Learn R Programming

OptimalBinningWoE (version 1.0.8)

step_obwoe_new: Internal Constructor for step_obwoe

Description

Creates a new step_obwoe object. This is an internal function and should not be called directly by users.

Usage

step_obwoe_new(
  terms,
  role,
  trained,
  outcome,
  algorithm,
  min_bins,
  max_bins,
  bin_cutoff,
  output,
  suffix_woe,
  suffix_bin,
  na_woe,
  control,
  binning_results,
  skip,
  id
)

Value

A step_obwoe object.

Arguments

terms

A list of quosures specifying the variables to transform.

role

For variables created by this step, what role should they have?

Default is "predictor".

trained

A logical indicating whether the step has been trained (fitted). This should not be set manually.

outcome

A character string specifying the name of the binary or multinomial response variable. This argument is required as all binning algorithms are supervised. The outcome must exist in the training data provided to prep(). The outcome should be encoded as a factor (standard for tidymodels classification) or as integers 0/1 for binary, 0/1/2/... for multinomial.

algorithm

Character string specifying the binning algorithm to use. Use "auto" (default) for automatic selection based on target type: "jedi" for binary targets, "jedi_mwoe" for multinomial.

Available algorithms are organized by supported feature types:

Universal (numerical and categorical): "auto", "jedi", "jedi_mwoe", "cm", "dp", "dmiv", "fetb", "mob", "sketch", "udt"

Numerical only: "bb", "ewb", "fast_mdlp", "ir", "kmb", "ldb", "lpdb", "mblp", "mdlp", "mrblp", "oslp", "ubsd"

Categorical only: "gmb", "ivb", "mba", "milp", "sab", "sblp", "swb"

This parameter is tunable with tune().

min_bins

Integer specifying the minimum number of bins to create.
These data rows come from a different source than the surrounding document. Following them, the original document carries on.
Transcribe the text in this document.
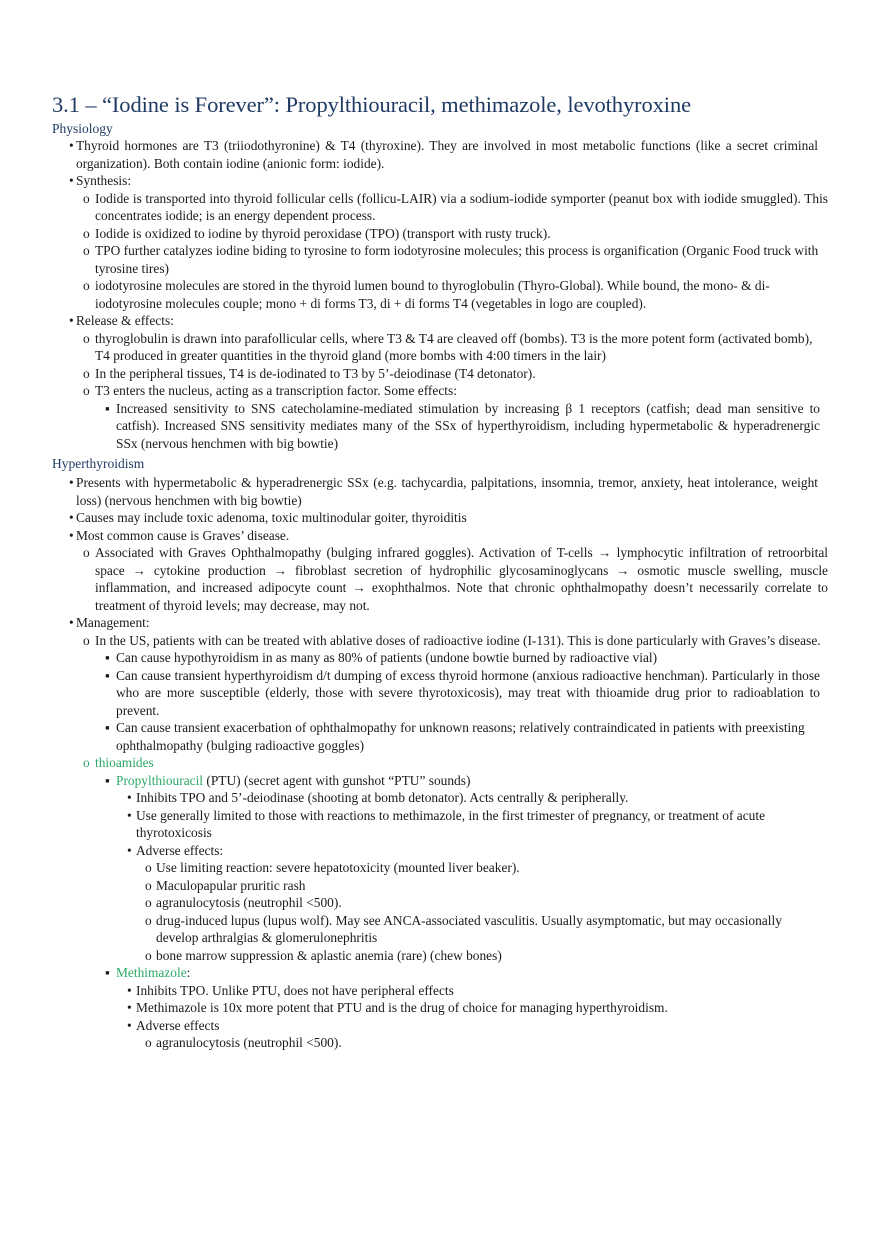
3.1 – “Iodine is Forever”: Propylthiouracil, methimazole, levothyroxine
Physiology
• Thyroid hormones are T3 (triiodothyronine) & T4 (thyroxine). They are involved in most metabolic functions (like a secret criminal organization). Both contain iodine (anionic form: iodide).
• Synthesis:
o Iodide is transported into thyroid follicular cells (follicu-LAIR) via a sodium-iodide symporter (peanut box with iodide smuggled). This concentrates iodide; is an energy dependent process.
o Iodide is oxidized to iodine by thyroid peroxidase (TPO) (transport with rusty truck).
o TPO further catalyzes iodine biding to tyrosine to form iodotyrosine molecules; this process is organification (Organic Food truck with tyrosine tires)
o iodotyrosine molecules are stored in the thyroid lumen bound to thyroglobulin (Thyro-Global). While bound, the mono- & di-iodotyrosine molecules couple; mono + di forms T3, di + di forms T4 (vegetables in logo are coupled).
• Release & effects:
o thyroglobulin is drawn into parafollicular cells, where T3 & T4 are cleaved off (bombs). T3 is the more potent form (activated bomb), T4 produced in greater quantities in the thyroid gland (more bombs with 4:00 timers in the lair)
o In the peripheral tissues, T4 is de-iodinated to T3 by 5’-deiodinase (T4 detonator).
o T3 enters the nucleus, acting as a transcription factor. Some effects:
▪ Increased sensitivity to SNS catecholamine-mediated stimulation by increasing β 1 receptors (catfish; dead man sensitive to catfish). Increased SNS sensitivity mediates many of the SSx of hyperthyroidism, including hypermetabolic & hyperadrenergic SSx (nervous henchmen with big bowtie)
Hyperthyroidism
• Presents with hypermetabolic & hyperadrenergic SSx (e.g. tachycardia, palpitations, insomnia, tremor, anxiety, heat intolerance, weight loss) (nervous henchmen with big bowtie)
• Causes may include toxic adenoma, toxic multinodular goiter, thyroiditis
• Most common cause is Graves’ disease.
o Associated with Graves Ophthalmopathy (bulging infrared goggles). Activation of T-cells → lymphocytic infiltration of retroorbital space → cytokine production → fibroblast secretion of hydrophilic glycosaminoglycans → osmotic muscle swelling, muscle inflammation, and increased adipocyte count → exophthalmos. Note that chronic ophthalmopathy doesn’t necessarily correlate to treatment of thyroid levels; may decrease, may not.
• Management:
o In the US, patients with can be treated with ablative doses of radioactive iodine (I-131). This is done particularly with Graves’s disease.
▪ Can cause hypothyroidism in as many as 80% of patients (undone bowtie burned by radioactive vial)
▪ Can cause transient hyperthyroidism d/t dumping of excess thyroid hormone (anxious radioactive henchman). Particularly in those who are more susceptible (elderly, those with severe thyrotoxicosis), may treat with thioamide drug prior to radioablation to prevent.
▪ Can cause transient exacerbation of ophthalmopathy for unknown reasons; relatively contraindicated in patients with preexisting ophthalmopathy (bulging radioactive goggles)
o thioamides
▪ Propylthiouracil (PTU) (secret agent with gunshot “PTU” sounds)
• Inhibits TPO and 5’-deiodinase (shooting at bomb detonator). Acts centrally & peripherally.
• Use generally limited to those with reactions to methimazole, in the first trimester of pregnancy, or treatment of acute thyrotoxicosis
• Adverse effects:
o Use limiting reaction: severe hepatotoxicity (mounted liver beaker).
o Maculopapular pruritic rash
o agranulocytosis (neutrophil <500).
o drug-induced lupus (lupus wolf). May see ANCA-associated vasculitis. Usually asymptomatic, but may occasionally develop arthralgias & glomerulonephritis
o bone marrow suppression & aplastic anemia (rare) (chew bones)
▪ Methimazole:
• Inhibits TPO. Unlike PTU, does not have peripheral effects
• Methimazole is 10x more potent that PTU and is the drug of choice for managing hyperthyroidism.
• Adverse effects
o agranulocytosis (neutrophil <500).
Must be at least 2. Default is 2. This parameter is tunable with tune().

max_bins

Integer specifying the maximum number of bins to create. Must be greater than or equal to min_bins. Default is 10. This parameter is tunable with tune().

bin_cutoff

Numeric value between 0 and 1 (exclusive) specifying the minimum proportion of total observations that each bin must contain. Bins with fewer observations are merged with adjacent bins. This serves as a regularization mechanism to prevent overfitting and ensure statistical stability of WoE estimates. Default is 0.05 (5%). This parameter is tunable with tune().

output

Character string specifying the transformation output format:

"woe"

Replaces the original variable with WoE values (default). This is the standard choice for logistic regression scorecards.

"bin"

Replaces the original variable with bin labels (character). Useful for tree-based models or exploratory analysis.

"both"

Keeps the original column and adds two new columns with suffixes _woe and _bin. Useful for model comparison or audit trails.

suffix_woe

Character string suffix appended to create WoE column names when output = "both". Default is "_woe".

suffix_bin

Character string suffix appended to create bin column names when output = "both". Default is "_bin".

na_woe

Numeric value to assign to observations that cannot be mapped to a bin during bake(). This includes missing values (NA) and unseen categories not present in the training data. Default is 0, which represents neutral evidence (neither good nor bad).

control

A named list of additional control parameters passed to control.obwoe. These provide fine-grained control over algorithm behavior such as convergence thresholds and maximum pre-bins. Parameters specified directly in step_obwoe() (e.g., bin_cutoff) take precedence over values in this list.

binning_results

Internal storage for fitted binning models after prep(). Do not set manually.

skip

Logical. Should this step be skipped when bake() is called on new data? Default is FALSE. Setting to TRUE is rarely needed for WoE transformations but may be useful in specialized workflows.

id

A unique character string to identify this step. If not provided, a random identifier is generated.